到底是誰弄熄了風燈?她剛剛走來時,風燈明明還亮著的!
「誰?到底是誰?!」她朝著黑暗吼著替自己壯膽。
她怕黑,所以就算入夜,葫蘆齋也是燈燦如晝!而這突裡她初到之時,就算入夜,也是到處燈火通明……所以,這分明是有人故意把燈熄滅的,對不?
「出來!躲在暗處不是英雄好漢!」她吼著,自以為聲音宏亮,可實際上卻虛弱得像是小貓喵喵叫。
她怕,她真的很怕,為什麼要嚇她……
冷風陣陣,樹影騷動,嚇得她抱得蹲下,嘴裡斷斷續續地喊著,「小爺……大哥,如霜!」
嗚,為什麼沒有人要理她?
她不過是換了個模樣,為什麼沒有人認得她?她沒有半點頭緒,不知道自己怎會變成如此,為什麼……她比任何人都還想要知道為什麼……
就在她抱頭低泣時,突地聽見細微腳步聲,嚇得她幾乎連滾帶爬地跑,壓根不敢往後看,然才跑出兩步,一道黑影閃到面前,嚇得她拔聲尖叫——
「夕顏,是大哥、是大哥!」
一雙有力的臂膀將她緊緊地摟進懷裡,教她驚詫地抬眼,昏暗之間,後頭突現的淡淡火光,映亮了那張熟悉的面孔。
「大哥、大哥!」她緊抓著,撲在他懷裡,像娃兒般的嚎啕大哭。
「對不起、對不起,都是大哥不好,大哥不應該答應如霜的壞主意把你給嚇得魂快飛了。」御門心疼歉疚,不敢置信卻又如此感謝老天,讓他可以再一次摟著親愛的妹子入懷。

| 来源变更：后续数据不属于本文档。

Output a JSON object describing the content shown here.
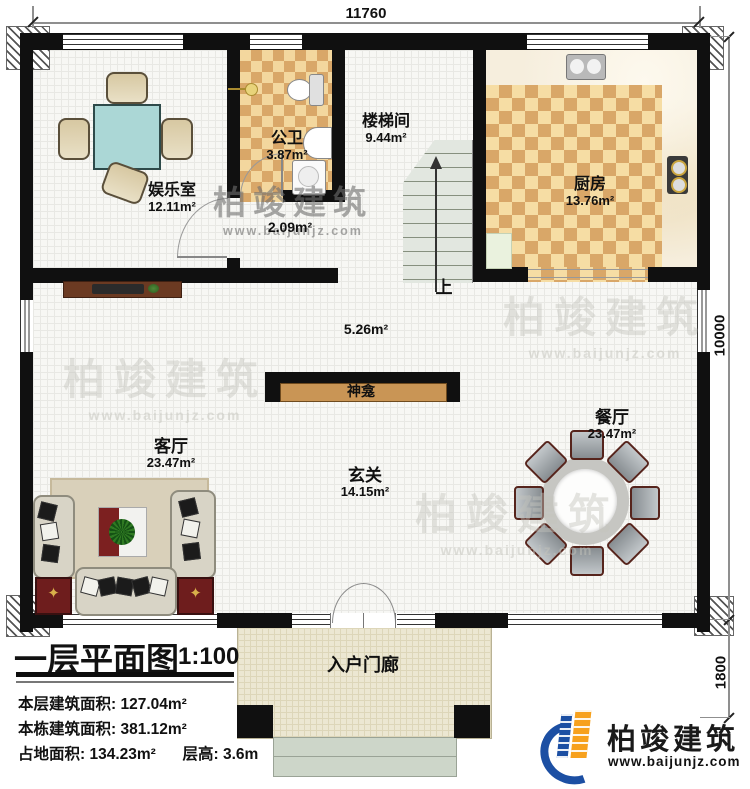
{
  "plan": {
    "dims": {
      "top": "11760",
      "right_main": "10000",
      "right_porch": "1800"
    },
    "rooms": {
      "entertainment": {
        "name": "娱乐室",
        "area": "12.11m²"
      },
      "bathroom": {
        "name": "公卫",
        "area": "3.87m²"
      },
      "corridor": {
        "area": "2.09m²"
      },
      "stairwell": {
        "name": "楼梯间",
        "area": "9.44m²"
      },
      "kitchen": {
        "name": "厨房",
        "area": "13.76m²"
      },
      "hall": {
        "area": "5.26m²"
      },
      "shrine": {
        "name": "神龛"
      },
      "living": {
        "name": "客厅",
        "area": "23.47m²"
      },
      "foyer": {
        "name": "玄关",
        "area": "14.15m²"
      },
      "dining": {
        "name": "餐厅",
        "area": "23.47m²"
      },
      "porch": {
        "name": "入户门廊"
      }
    },
    "stairs": {
      "up_label": "上"
    }
  },
  "title_block": {
    "title": "一层平面图",
    "scale": "1:100",
    "rows": [
      {
        "label": "本层建筑面积:",
        "value": "127.04m²"
      },
      {
        "label": "本栋建筑面积:",
        "value": "381.12m²"
      },
      {
        "label": "占地面积:",
        "value": "134.23m²",
        "label2": "层高:",
        "value2": "3.6m"
      }
    ]
  },
  "branding": {
    "company": "柏竣建筑",
    "website": "www.baijunjz.com"
  },
  "watermark": {
    "company": "柏竣建筑",
    "website": "www.baijunjz.com"
  },
  "colors": {
    "wall": "#101010",
    "checker_light": "#f6dda4",
    "checker_dark": "#d9a768",
    "logo_blue": "#1c4fa3",
    "logo_orange": "#f7a11d",
    "table_teal": "#abd7d6"
  }
}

葫蘆哭得抽抽噎噎的,驚嚇逐漸退去,尤其在聽完他的道歉之後,訝然問著,「如霜的壞主意?」
「對,都是如霜出的搜主意,你找她算賬去。」
見她往自個兒身後一比,她緩緩回頭,就見提著風燈的如霜早已淚流滿面,顫著唇問:「……是夫人嗎?」
葫蘆嘴一扁。
「臭如霜,你明失道我怕黑還嚇我……」那軟綿綿的聲嗓,舉其說是斥責,倒不如說是撒嬌。
如霜聞言,那梗在胸口長達六年的一口氣,終教她可以呼出,然而這一口氣卻像是重走了她所有氣力,教她無力地跪倒在地。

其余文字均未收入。